# Calculate 4D features for reactants
## Note: run in `crest` kernel

Here, we calculate steric and electronic descriptors for conformer ensembles of reactants. 
We use [CREST](https://crest-lab.github.io/crest-docs/) to generate conformer ensembles and [MORFEUS](https://digital-chemistry-laboratory.github.io/morfeus/index.html) to calculate Boltzmann-weighted descriptors.

In [None]:
import sys
import pathlib
import json
sys.path.append(str(pathlib.Path().absolute().parent))

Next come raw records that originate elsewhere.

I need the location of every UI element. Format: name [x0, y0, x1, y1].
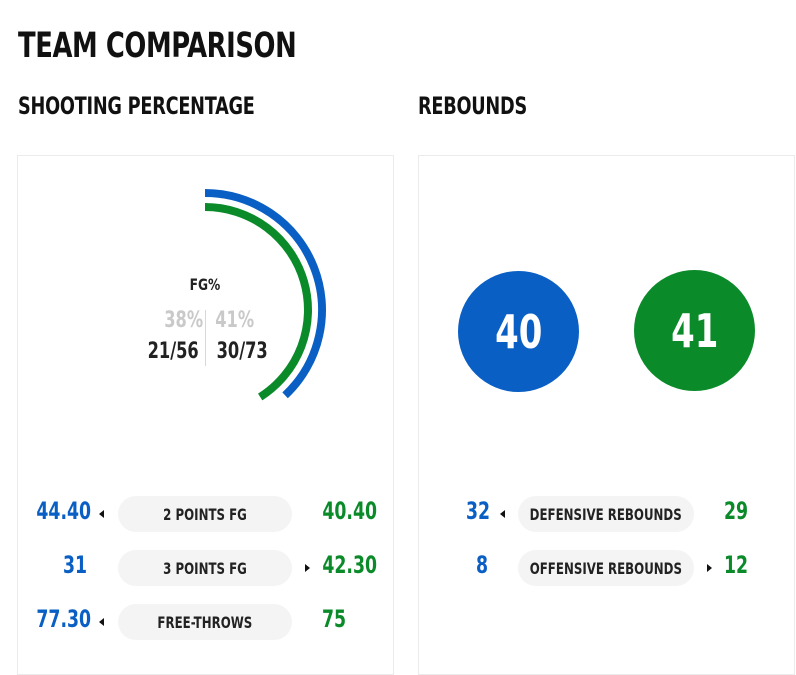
stat-label-pill: 3 POINTS FG — [118, 550, 292, 586]
fg-label: FG% — [189, 275, 221, 294]
page-title: TEAM COMPARISON — [18, 26, 297, 66]
team-b-value: 75 — [321, 605, 347, 633]
team-b-fg-made: 30/73 — [216, 339, 268, 364]
team-b-value: 12 — [723, 551, 749, 579]
team-a-value: 32 — [465, 497, 491, 525]
team-a-value: 31 — [62, 551, 88, 579]
team-a-value: 44.40 — [36, 497, 92, 525]
team-b-fg-pct: 41% — [215, 308, 255, 333]
team-a-value: 77.30 — [36, 605, 92, 633]
team-a-fg-made: 21/56 — [147, 339, 199, 364]
team-b-value: 29 — [723, 497, 749, 525]
stat-label-pill: OFFENSIVE REBOUNDS — [518, 550, 694, 586]
arrow-right-icon — [305, 564, 310, 572]
shooting-card — [17, 155, 394, 675]
team-a-fg-arc — [204, 189, 326, 399]
team-b-value: 40.40 — [322, 497, 378, 525]
team-b-value: 42.30 — [322, 551, 378, 579]
team-b-rebounds-circle: 41 — [634, 270, 755, 391]
stat-label-pill: DEFENSIVE REBOUNDS — [518, 496, 694, 532]
team-a-value: 8 — [475, 551, 489, 579]
arrow-right-icon — [707, 564, 712, 572]
stat-label-pill: 2 POINTS FG — [118, 496, 292, 532]
team-a-rebounds-circle: 40 — [458, 271, 579, 392]
stat-label-pill: FREE-THROWS — [118, 604, 292, 640]
arrow-left-icon — [99, 510, 104, 518]
shooting-heading: SHOOTING PERCENTAGE — [18, 92, 255, 120]
arrow-left-icon — [500, 510, 505, 518]
team-b-fg-arc — [204, 203, 312, 401]
team-a-fg-pct: 38% — [164, 308, 204, 333]
rebounds-card — [418, 155, 795, 675]
fg-divider — [205, 310, 206, 366]
rebounds-heading: REBOUNDS — [418, 92, 527, 120]
arrow-left-icon — [99, 618, 104, 626]
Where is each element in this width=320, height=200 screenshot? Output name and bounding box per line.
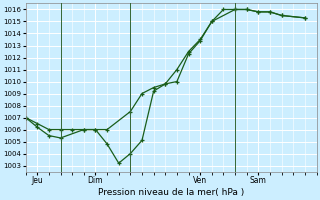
X-axis label: Pression niveau de la mer( hPa ): Pression niveau de la mer( hPa ) xyxy=(98,188,244,197)
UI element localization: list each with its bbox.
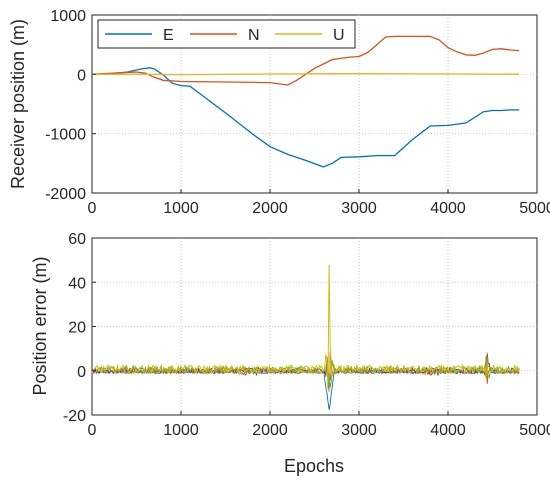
- position-chart-series: [91, 35, 520, 168]
- position-chart-y-tick-label: 0: [77, 67, 86, 84]
- legend: E N U: [97, 19, 356, 49]
- error-chart-x-tick-label: 2000: [252, 422, 288, 439]
- position-chart-y-tick-label: 1000: [50, 8, 86, 25]
- error-chart-x-label: Epochs: [284, 456, 344, 476]
- position-chart-y-tick-label: -2000: [45, 186, 86, 203]
- position-chart-y-tick-label: -1000: [45, 127, 86, 144]
- error-chart-x-tick-label: 3000: [341, 422, 377, 439]
- error-chart-x-tick-label: 0: [88, 422, 97, 439]
- position-chart-ticks: 0 1000 2000 3000 4000 5000 -2000 -1000 0 1000: [45, 8, 550, 217]
- series-line-n: [91, 35, 520, 86]
- error-series-line: [91, 264, 520, 383]
- error-chart-y-tick-label: 60: [68, 231, 86, 248]
- series-line-u: [91, 73, 520, 76]
- position-chart: 0 1000 2000 3000 4000 5000 -2000 -1000 0 1000 Rec…: [8, 8, 550, 217]
- error-chart-y-tick-label: -20: [63, 408, 86, 425]
- position-chart-y-label: Receiver position (m): [8, 19, 28, 189]
- position-chart-x-tick-label: 0: [88, 200, 97, 217]
- position-chart-x-tick-label: 5000: [519, 200, 550, 217]
- legend-label-e: E: [163, 27, 174, 44]
- error-chart-x-tick-label: 5000: [519, 422, 550, 439]
- position-chart-x-tick-label: 2000: [252, 200, 288, 217]
- position-chart-x-tick-label: 1000: [163, 200, 199, 217]
- error-chart-y-tick-label: 40: [68, 275, 86, 292]
- error-chart-series: [91, 264, 520, 410]
- error-chart-x-tick-label: 1000: [163, 422, 199, 439]
- error-chart-y-tick-label: 20: [68, 320, 86, 337]
- position-chart-x-tick-label: 4000: [430, 200, 466, 217]
- legend-label-n: N: [248, 27, 260, 44]
- position-chart-x-tick-label: 3000: [341, 200, 377, 217]
- error-chart-y-tick-label: 0: [77, 364, 86, 381]
- error-chart-y-label: Position error (m): [30, 256, 50, 395]
- legend-label-u: U: [333, 27, 345, 44]
- series-line-e: [91, 67, 520, 168]
- error-chart-x-tick-label: 4000: [430, 422, 466, 439]
- error-series-line: [91, 356, 520, 389]
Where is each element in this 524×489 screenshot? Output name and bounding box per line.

from rdkit import Chem, RDLogger
from rdkit.Chem import Draw, AllChem, rdmolfiles, SaltRemover, MolStandardize
from rdkit.Chem.rdmolfiles import MolToXYZFile
from rdkit.Chem.SaltRemover import SaltRemover
from rdkit.Chem.MolStandardize import rdMolStandardize
RDLogger.DisableLog('rdApp.info')
import pandas as pd
import morfeus
from morfeus import SASA, XTB, Sterimol
from morfeus.conformer import ConformerEnsemble, conformers_from_rdkit
import numpy as np
import pickle as pkl
import xtb  # n.b. we import this only b/c MORFEUS has an internal error where it can fail to resolve the xtb.utils module if we don't import this

from src.util.definitions import DATA_ROOT
from src.util.rdkit_util import standardize_building_block

In [None]:
data = pd.read_csv(DATA_ROOT / "synferm_dataset_2024-04-18_38586records.csv")

def rename_func(s):
    return s.split("_")[-1]
building_blocks = pd.concat([data[[f"{s}_long", f"{s}_smiles"]].drop_duplicates().rename(columns=rename_func).assign(bb_type=s) for s in "IMT"])
assert len(building_blocks) == 66 + 70 + 41
building_blocks.head()

In [None]:
# define some utility functions
def standardise_smiles(smiles):
    """Desalt and neutralize (except KAT B- that cannot be neutralized). Return the standardized SMILES"""
    remover = SaltRemover()
    uncharger = rdMolStandardize.Uncharger()
    mol = Chem.MolFromSmiles(smiles)
    res = remover.StripMol(mol)
    # remove counterion
    largest_Fragment = rdMolStandardize.LargestFragmentChooser()
    largest_mol = largest_Fragment.choose(mol)
    # neutralize monomers and terminators (i.e. ammoniums) the Uncharger will leave the [B-] as is.
    return Chem.MolToSmiles(uncharger.uncharge(largest_mol))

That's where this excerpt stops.